Not wanting to get caught in the corset crossfire and the controversy over the hourglass female silhouette, it’s safe to say the debate over these undergarments (and sometimes overgarments) continues. For the commercial view, readers may want to visit Corset-Story.com or check any early version of the Sears & Roebuck Catalog.  
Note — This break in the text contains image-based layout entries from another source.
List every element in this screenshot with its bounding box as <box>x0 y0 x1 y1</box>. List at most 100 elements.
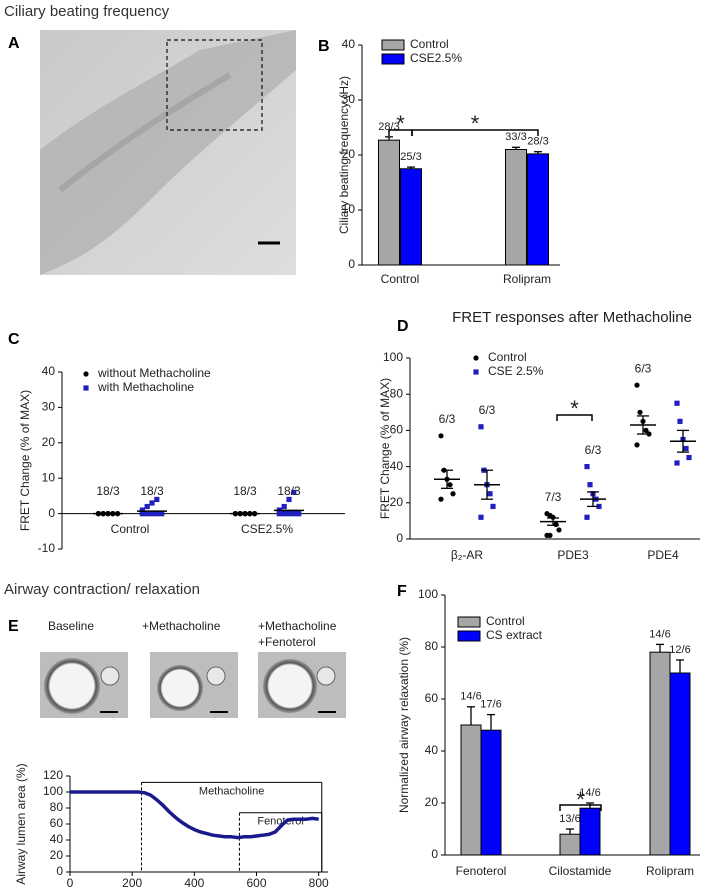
legend-label: with Methacholine <box>97 380 194 394</box>
y-tick-label: 20 <box>42 435 56 449</box>
x-tick-label: Rolipram <box>646 864 694 878</box>
y-tick-label: 100 <box>383 350 403 364</box>
n-label: 18/3 <box>277 484 301 498</box>
bar <box>649 651 671 856</box>
y-tick-label: 30 <box>342 92 356 106</box>
significance-label: * <box>570 396 579 421</box>
y-axis-label: Normalized airway relaxation (%) <box>397 637 411 813</box>
y-tick-label: 60 <box>50 816 64 830</box>
significance-label: * <box>396 111 405 136</box>
point <box>683 445 689 452</box>
n-label: 7/3 <box>545 490 562 504</box>
y-axis-label: Ciliary beating frequency (Hz) <box>337 76 351 234</box>
y-tick-label: 0 <box>48 506 55 520</box>
image-caption: +Fenoterol <box>258 635 316 649</box>
legend-label: Control <box>410 37 449 51</box>
point <box>149 500 155 506</box>
x-tick-label: PDE4 <box>647 548 679 562</box>
point <box>281 503 287 510</box>
point <box>634 442 640 448</box>
point <box>438 496 444 502</box>
bar <box>480 729 502 856</box>
y-axis-label: Airway lumen area (%) <box>14 763 28 884</box>
y-tick-label: 40 <box>50 832 64 846</box>
n-label: 14/6 <box>460 691 481 703</box>
y-tick-label: 100 <box>43 784 63 798</box>
legend-swatch <box>381 53 405 65</box>
point <box>637 409 643 415</box>
legend-label: CSE 2.5% <box>488 364 544 378</box>
y-tick-label: 40 <box>390 459 404 473</box>
point <box>286 511 292 517</box>
significance-bracket <box>556 414 593 421</box>
micrograph <box>40 30 296 275</box>
x-tick-label: 0 <box>67 876 74 888</box>
point <box>281 511 287 517</box>
n-label: 13/6 <box>559 813 580 825</box>
point <box>547 532 553 538</box>
point <box>447 482 453 488</box>
legend-label: Control <box>488 350 527 364</box>
point <box>139 507 145 513</box>
bar <box>669 672 691 856</box>
point <box>83 385 89 391</box>
point <box>83 371 89 377</box>
n-label: 28/3 <box>527 136 548 148</box>
point <box>643 427 649 433</box>
point <box>674 460 680 466</box>
point <box>473 369 479 375</box>
significance-label: * <box>576 787 585 812</box>
x-tick-label: Control <box>111 522 150 536</box>
y-axis-label: FRET Change (% of MAX) <box>378 378 392 519</box>
point <box>438 433 444 439</box>
y-tick-label: 40 <box>42 364 56 378</box>
y-tick-label: 30 <box>42 400 56 414</box>
point <box>149 511 155 517</box>
y-tick-label: 20 <box>390 495 404 509</box>
x-tick-label: CSE2.5% <box>241 522 293 536</box>
point <box>291 511 297 517</box>
y-tick-label: 0 <box>348 257 355 271</box>
x-tick-label: Control <box>381 272 420 286</box>
point <box>144 503 150 510</box>
point <box>553 521 559 528</box>
legend-swatch <box>457 616 481 628</box>
significance-label: * <box>471 111 480 136</box>
point <box>674 400 680 406</box>
point <box>276 511 282 517</box>
y-axis-label: FRET Change (% of MAX) <box>18 390 32 531</box>
x-tick-label: 600 <box>246 876 266 888</box>
y-tick-label: 10 <box>42 470 56 484</box>
x-tick-label: PDE3 <box>557 548 589 562</box>
n-label: 25/3 <box>400 151 421 163</box>
y-tick-label: 40 <box>342 37 356 51</box>
bar <box>460 724 482 856</box>
n-label: 12/6 <box>669 644 690 656</box>
legend-label: CSE2.5% <box>410 51 462 65</box>
significance-bracket <box>559 804 602 811</box>
y-tick-label: 20 <box>425 795 439 809</box>
point <box>144 511 150 517</box>
heading: Airway contraction/ relaxation <box>4 581 200 598</box>
n-label: 18/3 <box>96 484 120 498</box>
panel-label: C <box>8 331 20 348</box>
panel-label: B <box>318 38 330 55</box>
n-label: 18/3 <box>233 484 257 498</box>
line <box>70 790 319 840</box>
bar <box>400 168 422 266</box>
y-tick-label: 10 <box>342 202 356 216</box>
point <box>450 491 456 497</box>
point <box>154 511 160 517</box>
y-tick-label: 20 <box>50 848 64 862</box>
panel-label: D <box>397 318 409 335</box>
y-tick-label: -10 <box>38 541 56 555</box>
point <box>291 489 297 495</box>
panel-label: E <box>8 618 19 635</box>
bar <box>579 807 601 856</box>
bar <box>559 833 581 856</box>
n-label: 14/6 <box>579 787 600 799</box>
n-label: 6/3 <box>585 443 602 457</box>
x-tick-label: Fenoterol <box>456 864 507 878</box>
x-tick-label: Rolipram <box>503 272 551 286</box>
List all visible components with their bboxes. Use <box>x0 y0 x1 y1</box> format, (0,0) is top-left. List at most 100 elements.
Victorian protests against “corseting” depicted women as “fashion’s slaves,” potentially injuring their health in an effort to conform to sexist stereotypes. A 32-page pamphlet published in 1892 by muckraking journalist Benjamin Orange Flower (unfortunately best known as  “B.O. Flowers”) is often quoted. In his appeal for women’s dress reform, Mr. Flower wrote: 

“It is difficult to imagine a slavery more senseless, cruel, or far-reaching in its injurious consequences than that imposed by fashion on civilized womanhood during the past generation. Her health has been sacrificed, and in countless instances her life has paid the penalty; while posterity has been dwarfed, maimed, and enervated, and in body, mind, and soul deformed at its behests. … [T]he tight lacing required by the wasp waists has produced generations of invalids and bequeathed to posterity suffering that will not vanish for many decades. By it, as has been pointed out by the authorities cited, every vital organ in the body has been seriously affected.”   

Dr Lucian Warner’s Coraline corset was, in its time, considered a positive alternative to whalebone corsets and 19th century “stays” that were often laced too tight. An 1883 article in a popular woman’s magazine notes the Warner Brothers’ corset had “…demonstrated that tight lacing is not essential to grace or beauty of form; and while impractical dress reformers have been preaching reforms which no one would adopt, Warner Brothers, by introducing properly fitting corsets, have given practical aid to the health and comfort of several million ladies.”

“Coraline,” by the way, should not be confused with a freaky 2009 stop-action horror film. And the Warner Brothers Corset Company, coincidentally, is not affiliated with the well-known Warner Brothers movie production house.